Era meio canto de noite, madrugada fria, sem ter-que-fazer, não fedia nem cheirava, não dormia nem levantava. Mas tava lá. Resolvi ir até o banheiro. Não sem antes dar uma olhadela de rabo-de-olho pela janela do quarto.
Acabei dando mais que uma simples olhadela.
Eram os aerólitos. Eu nunca tinha visto antes. Ouvi falar no jornal que ia dar, mas nem prestei muita atenção na hora. Mas né, já que tava em pé mesmo, sem sono de tudo, resolvi me debruçar na janela e ficar lá, à toa, olhando, como quem assiste a um realismo fantástico.
Aqueles pedaços de pedras espaciais cortavam o céu como se fossem atravessar o chão. Caíam, caíam, nem rápido, nem devagar. Só caíam, tombando da obscuridade sideral das galáxias sem fim até tocar o céu, o mar, a terra.
Comecei a maquinar umas idéias de querer ir para o espaço. Queria ser como Neil Armstrong, dar o tal "passo gigantesco para a humanidade", pra ver de perto, pertinho, de camarote, esse espetáculo dos aerólitos. De onde será que vinham? Será que traziam presentes dos céus, pedras preciosas, ou a cura de todos os males?
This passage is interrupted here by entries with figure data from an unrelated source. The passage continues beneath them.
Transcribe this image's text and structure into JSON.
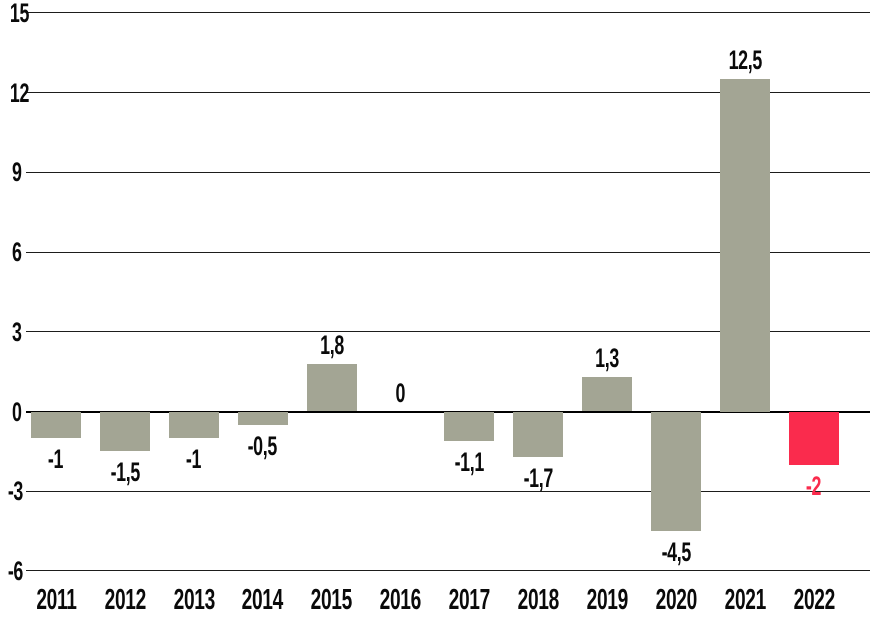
{
  "chart_data": {
    "type": "bar",
    "title": "",
    "xlabel": "",
    "ylabel": "",
    "categories": [
      "2011",
      "2012",
      "2013",
      "2014",
      "2015",
      "2016",
      "2017",
      "2018",
      "2019",
      "2020",
      "2021",
      "2022"
    ],
    "values": [
      -1,
      -1.5,
      -1,
      -0.5,
      1.8,
      0,
      -1.1,
      -1.7,
      1.3,
      -4.5,
      12.5,
      -2
    ],
    "value_labels": [
      "-1",
      "-1,5",
      "-1",
      "-0,5",
      "1,8",
      "0",
      "-1,1",
      "-1,7",
      "1,3",
      "-4,5",
      "12,5",
      "-2"
    ],
    "decimal_separator": ",",
    "highlight_index": 11,
    "yticks": [
      15,
      12,
      9,
      6,
      3,
      0,
      -3,
      -6
    ],
    "ytick_labels": [
      "15",
      "12",
      "9",
      "6",
      "3",
      "0",
      "-3",
      "-6"
    ],
    "ylim": [
      -6,
      15
    ],
    "grid": "horizontal",
    "legend": "none",
    "colors": {
      "bar_default": "#a3a594",
      "bar_highlight": "#fa2b4d",
      "label_default": "#0a0a0a",
      "label_highlight": "#fa2b4d",
      "gridline": "#1d1d1b",
      "zero_line": "#000000",
      "background": "#ffffff"
    }
  }
}
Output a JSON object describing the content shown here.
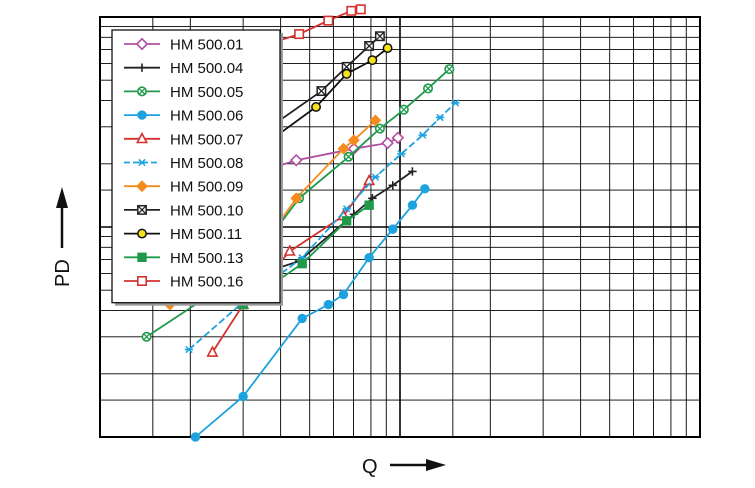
{
  "chart_data": {
    "type": "line",
    "xlabel": "Q",
    "ylabel": "PD",
    "xscale": "log",
    "yscale": "log",
    "xlim": [
      1,
      100
    ],
    "ylim": [
      1,
      100
    ],
    "grid": true,
    "legend_position": "top-left",
    "series": [
      {
        "name": "HM 500.01",
        "color": "#b04fa2",
        "marker": "diamond-open",
        "points": [
          [
            3.0,
            17.3
          ],
          [
            4.51,
            20.8
          ],
          [
            7.02,
            23.6
          ],
          [
            9.09,
            25.1
          ],
          [
            9.84,
            26.6
          ]
        ]
      },
      {
        "name": "HM 500.04",
        "color": "#222222",
        "marker": "plus",
        "points": [
          [
            3.0,
            5.61
          ],
          [
            4.61,
            6.88
          ],
          [
            7.02,
            11.5
          ],
          [
            8.09,
            13.7
          ],
          [
            9.46,
            15.8
          ],
          [
            11.0,
            18.4
          ]
        ]
      },
      {
        "name": "HM 500.05",
        "color": "#1f9a4b",
        "marker": "x-circle",
        "points": [
          [
            1.43,
            3.0
          ],
          [
            3.0,
            6.03
          ],
          [
            4.61,
            13.7
          ],
          [
            6.74,
            21.6
          ],
          [
            8.57,
            29.4
          ],
          [
            10.3,
            36.2
          ],
          [
            12.4,
            45.7
          ],
          [
            14.6,
            56.5
          ]
        ]
      },
      {
        "name": "HM 500.06",
        "color": "#1ca2df",
        "marker": "circle-filled",
        "points": [
          [
            2.08,
            1.0
          ],
          [
            3.0,
            1.56
          ],
          [
            4.72,
            3.67
          ],
          [
            5.77,
            4.27
          ],
          [
            6.48,
            4.77
          ],
          [
            7.89,
            7.14
          ],
          [
            9.46,
            9.77
          ],
          [
            11.0,
            12.7
          ],
          [
            12.1,
            15.2
          ]
        ]
      },
      {
        "name": "HM 500.07",
        "color": "#d4322f",
        "marker": "triangle-open",
        "points": [
          [
            2.37,
            2.53
          ],
          [
            3.0,
            4.27
          ],
          [
            4.29,
            7.66
          ],
          [
            6.48,
            11.3
          ],
          [
            7.89,
            16.6
          ]
        ]
      },
      {
        "name": "HM 500.08",
        "color": "#1ca2df",
        "marker": "asterisk",
        "points": [
          [
            1.98,
            2.61
          ],
          [
            3.0,
            4.39
          ],
          [
            4.72,
            7.14
          ],
          [
            6.64,
            12.2
          ],
          [
            8.28,
            17.3
          ],
          [
            10.1,
            22.3
          ],
          [
            11.9,
            27.4
          ],
          [
            13.6,
            33.2
          ],
          [
            15.3,
            39.0
          ]
        ]
      },
      {
        "name": "HM 500.09",
        "color": "#f58a1f",
        "marker": "diamond-filled",
        "points": [
          [
            1.71,
            4.27
          ],
          [
            3.0,
            6.03
          ],
          [
            4.51,
            13.7
          ],
          [
            6.48,
            23.6
          ],
          [
            7.02,
            25.9
          ],
          [
            8.28,
            32.2
          ]
        ]
      },
      {
        "name": "HM 500.10",
        "color": "#222222",
        "marker": "x-square",
        "points": [
          [
            1.8,
            11.3
          ],
          [
            3.0,
            24.3
          ],
          [
            5.47,
            44.4
          ],
          [
            6.64,
            57.9
          ],
          [
            7.89,
            72.8
          ],
          [
            8.57,
            81.0
          ]
        ]
      },
      {
        "name": "HM 500.11",
        "color": "#111111",
        "marker": "circle-yellow",
        "points": [
          [
            1.98,
            11.3
          ],
          [
            3.0,
            20.8
          ],
          [
            5.25,
            37.3
          ],
          [
            6.64,
            53.6
          ],
          [
            8.09,
            62.3
          ],
          [
            9.09,
            71.1
          ]
        ]
      },
      {
        "name": "HM 500.13",
        "color": "#1f9a4b",
        "marker": "square-filled",
        "points": [
          [
            3.0,
            4.27
          ],
          [
            4.72,
            6.69
          ],
          [
            6.64,
            10.7
          ],
          [
            7.89,
            12.7
          ]
        ]
      },
      {
        "name": "HM 500.16",
        "color": "#d4322f",
        "marker": "square-open",
        "points": [
          [
            1.98,
            52.4
          ],
          [
            3.0,
            68.0
          ],
          [
            4.61,
            82.9
          ],
          [
            5.77,
            96.1
          ],
          [
            6.88,
            107.0
          ],
          [
            7.4,
            108.8
          ]
        ]
      }
    ]
  }
}
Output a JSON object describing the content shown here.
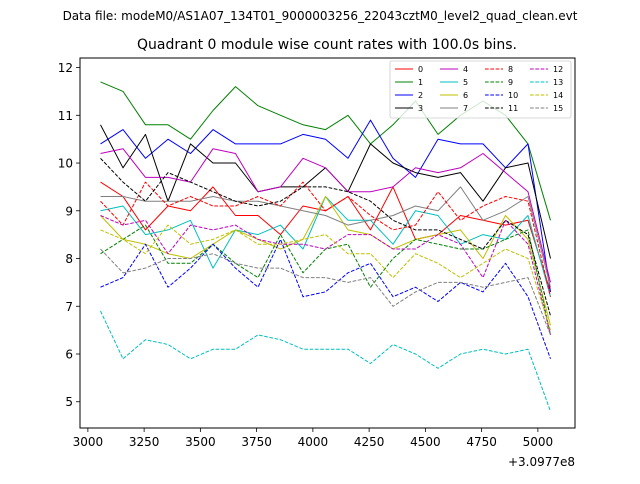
{
  "suptitle": "Data file: modeM0/AS1A07_134T01_9000003256_22043cztM0_level2_quad_clean.evt",
  "chart_data": {
    "type": "line",
    "title": "Quadrant 0 module wise count rates with 100.0s bins.",
    "xlabel": "",
    "ylabel": "",
    "x_offset_label": "+3.0977e8",
    "xlim": [
      2965,
      5165
    ],
    "ylim": [
      4.45,
      12.2
    ],
    "xticks": [
      3000,
      3250,
      3500,
      3750,
      4000,
      4250,
      4500,
      4750,
      5000
    ],
    "xtick_labels": [
      "3000",
      "3250",
      "3500",
      "3750",
      "4000",
      "4250",
      "4500",
      "4750",
      "5000"
    ],
    "yticks": [
      5,
      6,
      7,
      8,
      9,
      10,
      11,
      12
    ],
    "ytick_labels": [
      "5",
      "6",
      "7",
      "8",
      "9",
      "10",
      "11",
      "12"
    ],
    "legend_position": "top-right",
    "x": [
      3056,
      3156,
      3256,
      3356,
      3456,
      3556,
      3656,
      3756,
      3856,
      3956,
      4056,
      4156,
      4256,
      4356,
      4456,
      4556,
      4656,
      4756,
      4856,
      4956,
      5056
    ],
    "series": [
      {
        "name": "0",
        "color": "#ff0000",
        "dash": "solid",
        "values": [
          9.6,
          9.3,
          8.6,
          9.1,
          9.0,
          9.5,
          8.9,
          8.9,
          8.5,
          9.1,
          9.0,
          9.3,
          8.6,
          9.5,
          8.4,
          8.5,
          8.9,
          8.8,
          8.7,
          8.8,
          7.3
        ]
      },
      {
        "name": "1",
        "color": "#008000",
        "dash": "solid",
        "values": [
          11.7,
          11.5,
          10.8,
          10.8,
          10.5,
          11.1,
          11.6,
          11.2,
          11.0,
          10.8,
          10.7,
          11.0,
          10.4,
          10.8,
          11.3,
          10.6,
          11.0,
          11.3,
          11.0,
          10.4,
          8.8
        ]
      },
      {
        "name": "2",
        "color": "#0000ff",
        "dash": "solid",
        "values": [
          10.4,
          10.7,
          10.1,
          10.5,
          10.2,
          10.7,
          10.4,
          10.4,
          10.4,
          10.6,
          10.5,
          10.1,
          10.9,
          10.1,
          9.7,
          10.5,
          10.4,
          10.4,
          9.9,
          10.4,
          7.3
        ]
      },
      {
        "name": "3",
        "color": "#000000",
        "dash": "solid",
        "values": [
          10.8,
          9.9,
          10.6,
          9.2,
          10.4,
          10.0,
          10.0,
          9.4,
          9.5,
          9.5,
          9.9,
          9.4,
          10.4,
          10.0,
          9.8,
          9.7,
          9.8,
          9.2,
          9.9,
          10.0,
          8.0
        ]
      },
      {
        "name": "4",
        "color": "#bf00bf",
        "dash": "solid",
        "values": [
          10.2,
          10.3,
          9.7,
          9.7,
          9.6,
          10.3,
          10.2,
          9.4,
          9.5,
          10.1,
          9.9,
          9.4,
          9.4,
          9.5,
          9.9,
          9.8,
          9.9,
          10.2,
          9.8,
          9.4,
          7.5
        ]
      },
      {
        "name": "5",
        "color": "#00bfbf",
        "dash": "solid",
        "values": [
          9.0,
          9.1,
          8.5,
          8.6,
          8.8,
          7.8,
          8.6,
          8.5,
          8.7,
          8.2,
          9.3,
          8.8,
          8.8,
          8.3,
          9.0,
          8.9,
          8.3,
          8.5,
          8.4,
          8.9,
          7.2
        ]
      },
      {
        "name": "6",
        "color": "#bfbf00",
        "dash": "solid",
        "values": [
          8.9,
          8.4,
          8.3,
          8.1,
          8.0,
          8.3,
          8.6,
          8.4,
          8.2,
          8.4,
          9.3,
          8.6,
          8.5,
          8.2,
          8.4,
          8.5,
          8.6,
          8.0,
          8.9,
          8.4,
          6.6
        ]
      },
      {
        "name": "7",
        "color": "#808080",
        "dash": "solid",
        "values": [
          9.3,
          9.3,
          9.2,
          9.2,
          9.2,
          9.3,
          9.2,
          9.2,
          9.1,
          9.0,
          8.9,
          8.7,
          8.8,
          8.9,
          9.1,
          9.0,
          9.5,
          8.8,
          9.0,
          9.3,
          7.4
        ]
      },
      {
        "name": "8",
        "color": "#ff0000",
        "dash": "dashed",
        "values": [
          9.2,
          8.7,
          9.6,
          9.1,
          9.3,
          9.1,
          9.1,
          9.3,
          9.1,
          9.6,
          9.0,
          9.3,
          8.9,
          8.6,
          8.7,
          9.4,
          8.8,
          9.1,
          9.3,
          9.2,
          7.2
        ]
      },
      {
        "name": "9",
        "color": "#008000",
        "dash": "dashed",
        "values": [
          8.1,
          8.4,
          8.7,
          7.9,
          7.9,
          8.3,
          7.9,
          7.6,
          8.5,
          7.7,
          8.2,
          8.3,
          7.4,
          8.0,
          8.4,
          8.3,
          8.2,
          8.2,
          8.4,
          8.6,
          6.4
        ]
      },
      {
        "name": "10",
        "color": "#0000ff",
        "dash": "dashed",
        "values": [
          7.4,
          7.6,
          8.3,
          7.4,
          7.8,
          8.3,
          7.8,
          7.4,
          8.4,
          7.2,
          7.3,
          7.7,
          7.9,
          7.2,
          7.4,
          7.1,
          7.5,
          7.3,
          7.9,
          7.2,
          5.9
        ]
      },
      {
        "name": "11",
        "color": "#000000",
        "dash": "dashed",
        "values": [
          10.1,
          9.6,
          9.2,
          9.8,
          9.6,
          9.4,
          9.2,
          9.1,
          9.2,
          9.5,
          9.5,
          9.4,
          9.2,
          8.8,
          8.6,
          8.6,
          8.4,
          8.2,
          8.8,
          8.5,
          6.8
        ]
      },
      {
        "name": "12",
        "color": "#bf00bf",
        "dash": "dashed",
        "values": [
          8.9,
          8.7,
          8.8,
          8.1,
          8.7,
          8.6,
          8.7,
          8.4,
          8.3,
          8.3,
          8.2,
          8.5,
          8.5,
          8.2,
          8.2,
          8.5,
          8.3,
          7.6,
          8.8,
          8.3,
          6.4
        ]
      },
      {
        "name": "13",
        "color": "#00bfbf",
        "dash": "dashed",
        "values": [
          6.9,
          5.9,
          6.3,
          6.2,
          5.9,
          6.1,
          6.1,
          6.4,
          6.3,
          6.1,
          6.1,
          6.1,
          5.8,
          6.2,
          6.0,
          5.7,
          6.0,
          6.1,
          6.0,
          6.1,
          4.8
        ]
      },
      {
        "name": "14",
        "color": "#bfbf00",
        "dash": "dashed",
        "values": [
          8.6,
          8.4,
          8.1,
          8.7,
          8.3,
          8.4,
          8.6,
          8.3,
          8.3,
          8.4,
          8.5,
          8.1,
          8.1,
          7.6,
          8.1,
          7.9,
          7.6,
          7.9,
          8.2,
          8.0,
          6.5
        ]
      },
      {
        "name": "15",
        "color": "#808080",
        "dash": "dashed",
        "values": [
          8.2,
          7.7,
          7.8,
          8.0,
          8.0,
          8.1,
          7.9,
          7.8,
          7.8,
          7.6,
          7.6,
          7.5,
          7.6,
          7.0,
          7.3,
          7.5,
          7.5,
          7.4,
          7.5,
          7.6,
          6.4
        ]
      }
    ]
  }
}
Será que traziam segredos ocultos ao coração do homem?
Como toda a sua graciosa aerodinâmica, rasgavam o céu numa delicadeza inexplicável, numa intangibilidade impressionante. E caíam. E aterrisavam. E morriam no solo, virando pedregulhos comuns. E foi aí que me botei a pensar na vida, como se pescasse no ar idéias loucas.
E a vida é mesmo assim: todos a atravessamos, mas nos juntamos ao pó e ao solo ao fim dessa travessia. Entretanto, poucos se fazem notáveis como os aerólitos, perdendo a capacidade de brilhar e iluminar a escuridão que os envolve, e a oportunidade de fazer a diferença, mesmo não sendo grandes astros celestes. Talvez por medo de voar, ou de se estraçalharem pelo caminho, ou de serem ofuscados pelas estrelas, que dominam o céu há mais tempo. E a covardia os impede de encher os olhos de pessoas que não têm nada de bonito para ver, ou de trazer alguma beleza para a rotina celeste.
Isso me levou a querer ser como os aerólitos, que transformam o céu por onde passam, sem medo de voar, sem pensar na colisão que finda suas siderais jornadas. Eles apenas prosseguem para o alvo, deslizando pelos ares e marcando algo novo e diferente na vida das pessoas, coisa que nós, terráqueos, tardamos a aprender (ou nunca aprendemos).
Voltei para a cama. Os aerólitos já me deram inspiração suficiente para voltar a sonhar e começar um novo dia.